The NestedDefIds property is a collection of references to other ContextItemDefinition(s). This is only populated if ValueType is set to "Nested". Sometimes there are groups of data points that need to be collected together rather than individually. For example, the Public Land Survey System is composed of 4 pieces of data the Meridian, Township, Range, and Section. Each is defined as its own ContextItemDefinition, and is represented as ContextItems that are included by value in the NestedItems property of the PLSS ContextItem.
The Presentations property is a collection of Presentation objects. One of the challenges in collecting quality data is being able to make sure that it is entered properly.The Presentation object contains a "friendly" name description, regular expressions that define how the value is supposed to look when entered or displayed, and a list of GeoPoliticalContext objects that describe "where" this presentation is used. A regular expression is a sequence of one or more characters, alone or in groups, that can be used to describe an expected pattern. It is used to test a given string to see if it follows the pattern.
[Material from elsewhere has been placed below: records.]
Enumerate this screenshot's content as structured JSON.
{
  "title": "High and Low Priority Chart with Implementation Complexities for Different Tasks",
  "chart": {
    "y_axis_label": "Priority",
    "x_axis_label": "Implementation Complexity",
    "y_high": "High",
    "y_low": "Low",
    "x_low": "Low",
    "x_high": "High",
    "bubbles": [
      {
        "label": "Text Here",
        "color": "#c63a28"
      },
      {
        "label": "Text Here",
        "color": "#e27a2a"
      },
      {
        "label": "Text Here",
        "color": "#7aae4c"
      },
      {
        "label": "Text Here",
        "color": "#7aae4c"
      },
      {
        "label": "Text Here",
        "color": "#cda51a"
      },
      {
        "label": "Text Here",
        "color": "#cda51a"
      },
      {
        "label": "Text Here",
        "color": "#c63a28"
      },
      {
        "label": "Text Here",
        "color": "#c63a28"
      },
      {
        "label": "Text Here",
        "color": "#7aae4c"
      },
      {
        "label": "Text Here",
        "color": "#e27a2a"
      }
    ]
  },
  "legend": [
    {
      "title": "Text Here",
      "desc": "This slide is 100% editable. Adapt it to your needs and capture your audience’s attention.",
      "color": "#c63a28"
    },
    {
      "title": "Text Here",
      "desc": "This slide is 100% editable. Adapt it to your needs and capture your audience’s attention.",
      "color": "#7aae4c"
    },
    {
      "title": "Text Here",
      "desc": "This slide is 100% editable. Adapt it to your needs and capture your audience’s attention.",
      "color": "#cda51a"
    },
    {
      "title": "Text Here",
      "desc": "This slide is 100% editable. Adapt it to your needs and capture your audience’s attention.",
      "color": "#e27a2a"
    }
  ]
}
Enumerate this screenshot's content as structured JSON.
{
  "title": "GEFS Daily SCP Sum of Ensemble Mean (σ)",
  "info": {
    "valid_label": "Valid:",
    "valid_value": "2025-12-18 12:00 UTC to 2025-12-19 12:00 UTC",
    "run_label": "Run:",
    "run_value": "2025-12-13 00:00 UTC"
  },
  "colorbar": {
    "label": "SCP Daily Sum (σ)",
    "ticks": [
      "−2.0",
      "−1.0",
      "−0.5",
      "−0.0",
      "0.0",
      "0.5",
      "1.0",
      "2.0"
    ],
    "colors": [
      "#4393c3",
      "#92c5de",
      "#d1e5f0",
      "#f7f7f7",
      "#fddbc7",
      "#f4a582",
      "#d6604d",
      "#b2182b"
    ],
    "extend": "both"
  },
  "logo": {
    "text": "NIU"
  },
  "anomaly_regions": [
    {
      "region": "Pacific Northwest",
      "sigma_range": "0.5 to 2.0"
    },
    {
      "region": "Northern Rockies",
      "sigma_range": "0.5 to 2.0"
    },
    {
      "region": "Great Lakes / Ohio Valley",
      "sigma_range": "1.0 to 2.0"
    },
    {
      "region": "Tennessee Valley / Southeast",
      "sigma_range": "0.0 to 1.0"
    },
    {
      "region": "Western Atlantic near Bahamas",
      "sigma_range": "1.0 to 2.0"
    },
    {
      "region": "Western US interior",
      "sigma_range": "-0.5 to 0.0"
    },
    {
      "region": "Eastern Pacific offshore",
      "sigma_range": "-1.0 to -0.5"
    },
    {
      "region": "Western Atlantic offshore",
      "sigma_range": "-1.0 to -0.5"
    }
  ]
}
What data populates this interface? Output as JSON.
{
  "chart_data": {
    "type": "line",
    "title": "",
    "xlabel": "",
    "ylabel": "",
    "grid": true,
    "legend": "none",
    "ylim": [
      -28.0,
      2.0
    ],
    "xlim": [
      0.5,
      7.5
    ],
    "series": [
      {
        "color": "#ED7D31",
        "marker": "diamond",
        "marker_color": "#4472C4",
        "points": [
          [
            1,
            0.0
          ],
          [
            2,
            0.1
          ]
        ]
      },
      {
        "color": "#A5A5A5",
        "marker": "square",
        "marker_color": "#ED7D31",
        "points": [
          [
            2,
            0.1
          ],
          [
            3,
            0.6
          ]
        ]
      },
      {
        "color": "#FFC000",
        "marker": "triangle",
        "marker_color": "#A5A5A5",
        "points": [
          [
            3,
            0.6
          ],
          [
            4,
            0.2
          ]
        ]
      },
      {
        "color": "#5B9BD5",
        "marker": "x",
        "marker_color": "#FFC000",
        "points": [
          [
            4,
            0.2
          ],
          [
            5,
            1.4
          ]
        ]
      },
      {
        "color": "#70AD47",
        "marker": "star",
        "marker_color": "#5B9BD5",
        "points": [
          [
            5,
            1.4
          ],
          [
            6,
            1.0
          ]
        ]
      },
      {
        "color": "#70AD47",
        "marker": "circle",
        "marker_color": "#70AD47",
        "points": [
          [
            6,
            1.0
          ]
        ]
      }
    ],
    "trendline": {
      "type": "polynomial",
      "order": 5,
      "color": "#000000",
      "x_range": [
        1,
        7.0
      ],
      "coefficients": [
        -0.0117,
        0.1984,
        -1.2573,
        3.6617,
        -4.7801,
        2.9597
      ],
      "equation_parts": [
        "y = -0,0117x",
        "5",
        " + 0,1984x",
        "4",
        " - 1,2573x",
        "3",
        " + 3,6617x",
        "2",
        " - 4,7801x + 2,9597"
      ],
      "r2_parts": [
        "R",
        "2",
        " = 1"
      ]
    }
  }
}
The EnumItems property is a collection of ContextItemEnumItem objects. This is how we encode the enumerated values for a ContextItemDefinition of ValueType "Enum". The ContextItemEnumItem contains some of the same properties that ContextItemDefinition does. Instead of having a Code property, it has a Value. This Value is expected to be unique within the domain of the ContextItemDefinition it is attached to. When creating a ContextItem using an "Enum" type ContextItemDefinition, the ContextItem Value property corresponds to the Value property of the selected ContextItemEnumItem.
The DefaultUOM property is an optional string describing the expected unit of measure. In an effort to foster the broadest appeal, UN Rec 20 codes will be the default vocabulary for expressing units of measure.
The AllowConversion property is an optional boolean value that is used in conjunction with the DefaultUOM. This serves as a flag to determine if the user can allow the value to be entered in a unit compatible with DefaultUOM, or are they required to use the default unit.
The TimeScopes property is an optional collection of TimeScope objects. This collection allows us to attach a variety of time-related attributes to the ContextItemDefinition. For example, a TimeScope could describe when its ContextItemDefinition was created, another when it was updated, and a third the date range it is valid for.
The ModelScopeIds property is a collection of references to ModelScope objects. The ModelScope object represents a business object in either the ADAPT model or ISO11783 (potentially other models as well). For example, there is a ModelScope object for the ADAPT Farm class as well as a separate one for the ISO11783 Farm tag (FRM). This coded list of business objects forms the controlled vocabulary we use to specify which objects a given ContextItemDefinition can be used to describe. We have tried to reuse existing controlled vocabularies where ever we could; the language and geopolitical vocabularies we use both point to external sources. In this case; however, we were forced to create our own.
The GeoPoliticalContextIds property is a collection of references to GeoPoliticalContext objects. The GeoPoliticalContext object represents an entry in an external controlled vocabulary that describes a particular geographic/political domain or organization. This allows us to tag ContextItemDefinitions with a marker that conveys "where" the data it represents is relevant.